Afterward, Swift and director Lana Wilson came out for a 15-minute Q&A, discussing how they first met through Netflix — which will release the film for streaming day-and-date with its theatrical run Jan. 31 — and how their rapport developed.

“We started the process not really knowing if we were going to end up with a documentary — it was just sort of like: Let’s film, let’s see what you see,” Swift said. “And this was completely in her hands. And I really appreciate all the hours we talked. Those interviews — there were a lot of hours that she had to hear me talk about my feelings.”

Added the singer, “I think one of the things about you is that for so much of my life in the public eye, when I get sad or upset or humiliated or angry or go through a really horrible time, I feel people lean in with like this hunger. And you never did that to me. And that was what made me feel okay about feeling sadness, anger, humiliation around you, because I felt like when I got sad, you did too. And so it made all of that all right. It didn’t make me feel like, ‘Oh, she feels like she’s got a good part for a movie now.’ And I really want to thank you for that.”

Wilson extolled the scene in which Swift explains her imminent political coming-out to her worried family and members of her team. Said the filmmaker, “The scene where you discussed with your team and family that political endorsement, it’s so powerful because of the politics, but also because it’s watching you with the people who love you the most in the world, saying, ‘You know, I love you. You’re looking out for my best interests, but I have to disagree and do things my own way.’ That’s a moment that’s so many of us have experienced in our lives at one point or another, and I thought it was so powerful as this coming of age event, and the profound ending of this multilayered process you went through to lead you into that decision.”

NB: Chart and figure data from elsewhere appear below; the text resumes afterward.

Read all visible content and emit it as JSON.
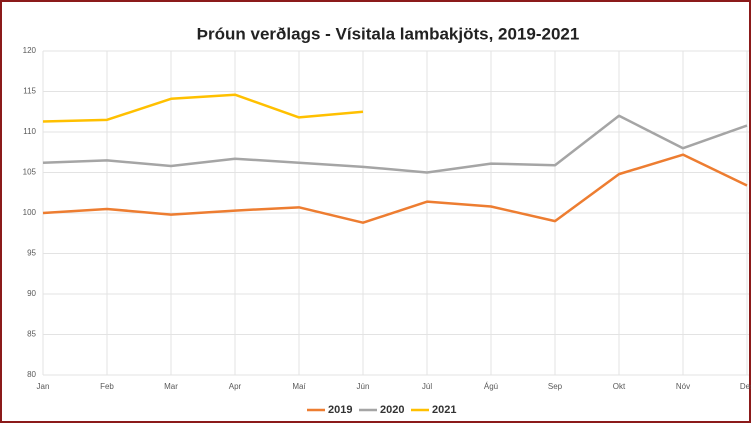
{
  "chart_data": {
    "type": "line",
    "title": "Þróun verðlags - Vísitala lambakjöts, 2019-2021",
    "categories": [
      "Jan",
      "Feb",
      "Mar",
      "Apr",
      "Maí",
      "Jún",
      "Júl",
      "Ágú",
      "Sep",
      "Okt",
      "Nóv",
      "Des"
    ],
    "series": [
      {
        "name": "2019",
        "color": "#ed7d31",
        "values": [
          100,
          100.5,
          99.8,
          100.3,
          100.7,
          98.8,
          101.4,
          100.8,
          99,
          104.8,
          107.2,
          103.4
        ]
      },
      {
        "name": "2020",
        "color": "#a5a5a5",
        "values": [
          106.2,
          106.5,
          105.8,
          106.7,
          106.2,
          105.7,
          105,
          106.1,
          105.9,
          112,
          108,
          110.8
        ]
      },
      {
        "name": "2021",
        "color": "#ffc000",
        "values": [
          111.3,
          111.5,
          114.1,
          114.6,
          111.8,
          112.5,
          null,
          null,
          null,
          null,
          null,
          null
        ]
      }
    ],
    "ylim": [
      80,
      120
    ],
    "yticks": [
      80,
      85,
      90,
      95,
      100,
      105,
      110,
      115,
      120
    ],
    "grid": true,
    "legend": "bottom"
  }
}
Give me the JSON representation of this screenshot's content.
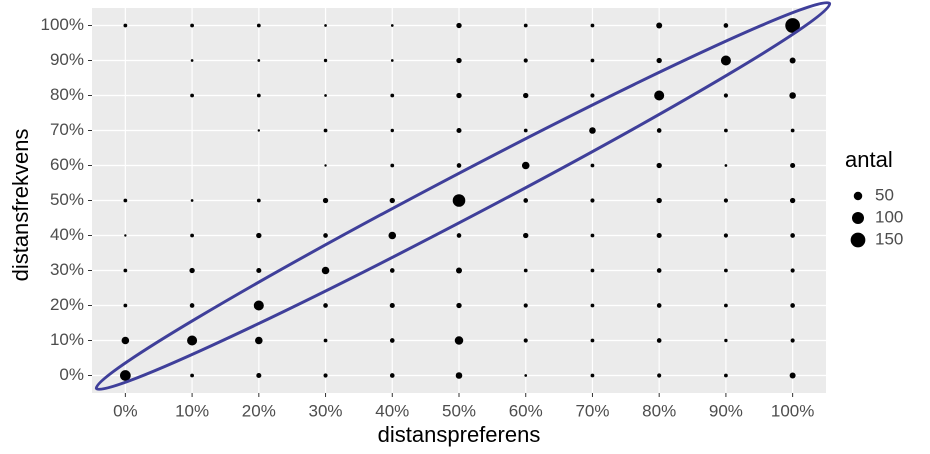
{
  "chart_data": {
    "type": "scatter",
    "x_label": "distanspreferens",
    "y_label": "distansfrekvens",
    "xlim": [
      -5,
      105
    ],
    "ylim": [
      -5,
      105
    ],
    "xticks": [
      {
        "value": 0,
        "label": "0%"
      },
      {
        "value": 10,
        "label": "10%"
      },
      {
        "value": 20,
        "label": "20%"
      },
      {
        "value": 30,
        "label": "30%"
      },
      {
        "value": 40,
        "label": "40%"
      },
      {
        "value": 50,
        "label": "50%"
      },
      {
        "value": 60,
        "label": "60%"
      },
      {
        "value": 70,
        "label": "70%"
      },
      {
        "value": 80,
        "label": "80%"
      },
      {
        "value": 90,
        "label": "90%"
      },
      {
        "value": 100,
        "label": "100%"
      }
    ],
    "yticks": [
      {
        "value": 0,
        "label": "0%"
      },
      {
        "value": 10,
        "label": "10%"
      },
      {
        "value": 20,
        "label": "20%"
      },
      {
        "value": 30,
        "label": "30%"
      },
      {
        "value": 40,
        "label": "40%"
      },
      {
        "value": 50,
        "label": "50%"
      },
      {
        "value": 60,
        "label": "60%"
      },
      {
        "value": 70,
        "label": "70%"
      },
      {
        "value": 80,
        "label": "80%"
      },
      {
        "value": 90,
        "label": "90%"
      },
      {
        "value": 100,
        "label": "100%"
      }
    ],
    "grid": true,
    "color": "#000000",
    "x": [
      0,
      10,
      20,
      30,
      40,
      50,
      60,
      70,
      80,
      90,
      100,
      10,
      20,
      30,
      40,
      50,
      60,
      70,
      80,
      90,
      100,
      10,
      20,
      30,
      40,
      50,
      60,
      70,
      80,
      90,
      100,
      20,
      30,
      40,
      50,
      60,
      70,
      80,
      90,
      100,
      30,
      40,
      50,
      60,
      70,
      80,
      90,
      100,
      0,
      10,
      20,
      30,
      40,
      50,
      60,
      70,
      80,
      90,
      100,
      0,
      10,
      20,
      30,
      40,
      50,
      60,
      70,
      80,
      90,
      100,
      0,
      10,
      20,
      30,
      40,
      50,
      60,
      70,
      80,
      90,
      100,
      0,
      10,
      20,
      30,
      40,
      50,
      60,
      70,
      80,
      90,
      100,
      0,
      10,
      20,
      30,
      40,
      50,
      60,
      70,
      80,
      90,
      100,
      0,
      10,
      20,
      30,
      40,
      50,
      60,
      70,
      80,
      90,
      100
    ],
    "y": [
      100,
      100,
      100,
      100,
      100,
      100,
      100,
      100,
      100,
      100,
      100,
      90,
      90,
      90,
      90,
      90,
      90,
      90,
      90,
      90,
      90,
      80,
      80,
      80,
      80,
      80,
      80,
      80,
      80,
      80,
      80,
      70,
      70,
      70,
      70,
      70,
      70,
      70,
      70,
      70,
      60,
      60,
      60,
      60,
      60,
      60,
      60,
      60,
      50,
      50,
      50,
      50,
      50,
      50,
      50,
      50,
      50,
      50,
      50,
      40,
      40,
      40,
      40,
      40,
      40,
      40,
      40,
      40,
      40,
      40,
      30,
      30,
      30,
      30,
      30,
      30,
      30,
      30,
      30,
      30,
      30,
      20,
      20,
      20,
      20,
      20,
      20,
      20,
      20,
      20,
      20,
      20,
      10,
      10,
      10,
      10,
      10,
      10,
      10,
      10,
      10,
      10,
      10,
      0,
      0,
      0,
      0,
      0,
      0,
      0,
      0,
      0,
      0,
      0
    ],
    "sizes": [
      10,
      10,
      10,
      5,
      5,
      20,
      10,
      10,
      25,
      15,
      150,
      5,
      5,
      8,
      5,
      20,
      12,
      10,
      20,
      70,
      25,
      10,
      10,
      5,
      10,
      20,
      20,
      12,
      70,
      12,
      30,
      4,
      10,
      8,
      18,
      10,
      30,
      15,
      10,
      10,
      4,
      10,
      15,
      40,
      10,
      20,
      5,
      18,
      10,
      5,
      10,
      20,
      20,
      110,
      15,
      12,
      20,
      12,
      20,
      4,
      10,
      20,
      15,
      40,
      15,
      20,
      10,
      18,
      12,
      15,
      10,
      20,
      18,
      40,
      15,
      25,
      10,
      10,
      15,
      10,
      12,
      10,
      15,
      70,
      15,
      18,
      20,
      12,
      10,
      15,
      10,
      15,
      40,
      70,
      40,
      10,
      15,
      50,
      12,
      10,
      15,
      8,
      12,
      80,
      10,
      18,
      12,
      15,
      30,
      5,
      10,
      12,
      10,
      25
    ],
    "size_legend": {
      "title": "antal",
      "values": [
        50,
        100,
        150
      ]
    }
  }
}
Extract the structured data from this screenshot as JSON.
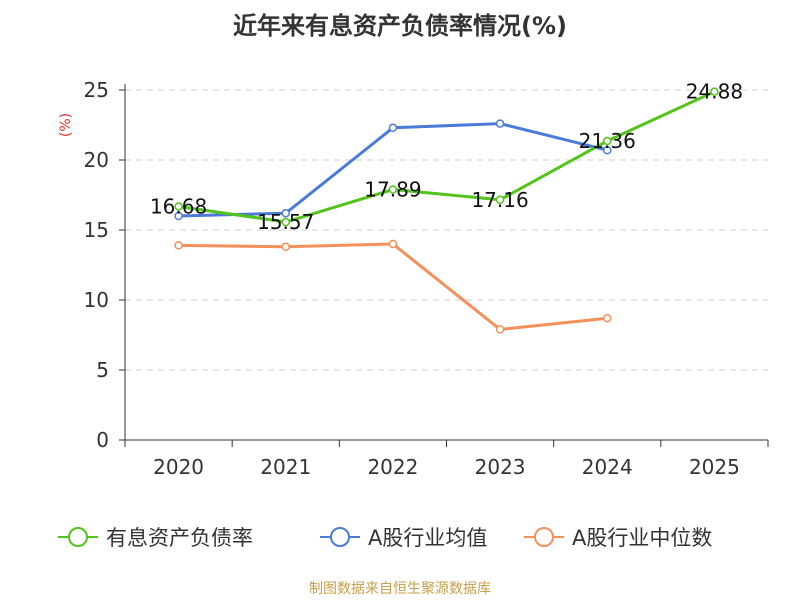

Swift explained the dynamics that went into that tense and emotional meeting. “My dad has always just been so terrified about my safety since I was a kid,” she said. “The fact that my job entails standing on a stage and, you know, there’s so many threats we get on a daily basis, but nobody ever knows about. And we try to keep that stuff under wraps as much as possible, but my dad is the one who has to see it. And so for him it was all about, ‘What could happen to you if you say this? Is my daughter in danger? And is this the moment when I should have stopped it from happening?’

“I had been speaking to my mom so much about it, and she went through the trial with me in Denver, which was a really horrible experience to have.” [Swift prevailed in a lawsuit in which she alleged sexual assault, having been groped by a radio DJ at a meet-and-greet.] And I had all the privilege in the world and financial support and the ability to pay for a brilliant lawyer. And I won that trial, but without all that, I don’t know what would have happened. So it taught me so much and, and it was the women in my life who were there every single day going into court. You know, our political opinions are defined by what happens to us in our life. So that was one of the things that happened to me in my life, and seeing what’s happening in my home state, and then it all culminating and having to have a conversation with people who have been so wonderfully supportive of me through my entire career, feeling so afraid for my safety. And it’s a really real moment for me to watch that back.”

Things got lighter with the last question, as the moderator asked: “I want to know where Meredith, Olivia, and Benjamin are at this very moment while the world premiere of your film has been happening.”

“Well, they’re right in the back row. Just right up there,” she said, looking to the balcony as the crowd turned its collective necks. This was deadpan. “No, they’re not here. I wish they were, but unfortunately they don’t care about anything that I do. But I love them so much. Detective Olivia Benson and Dr Meredith Gray and Benjamin Button — the loves of my life. Thank you for asking about them. I will tell them. They will not care, but I do.”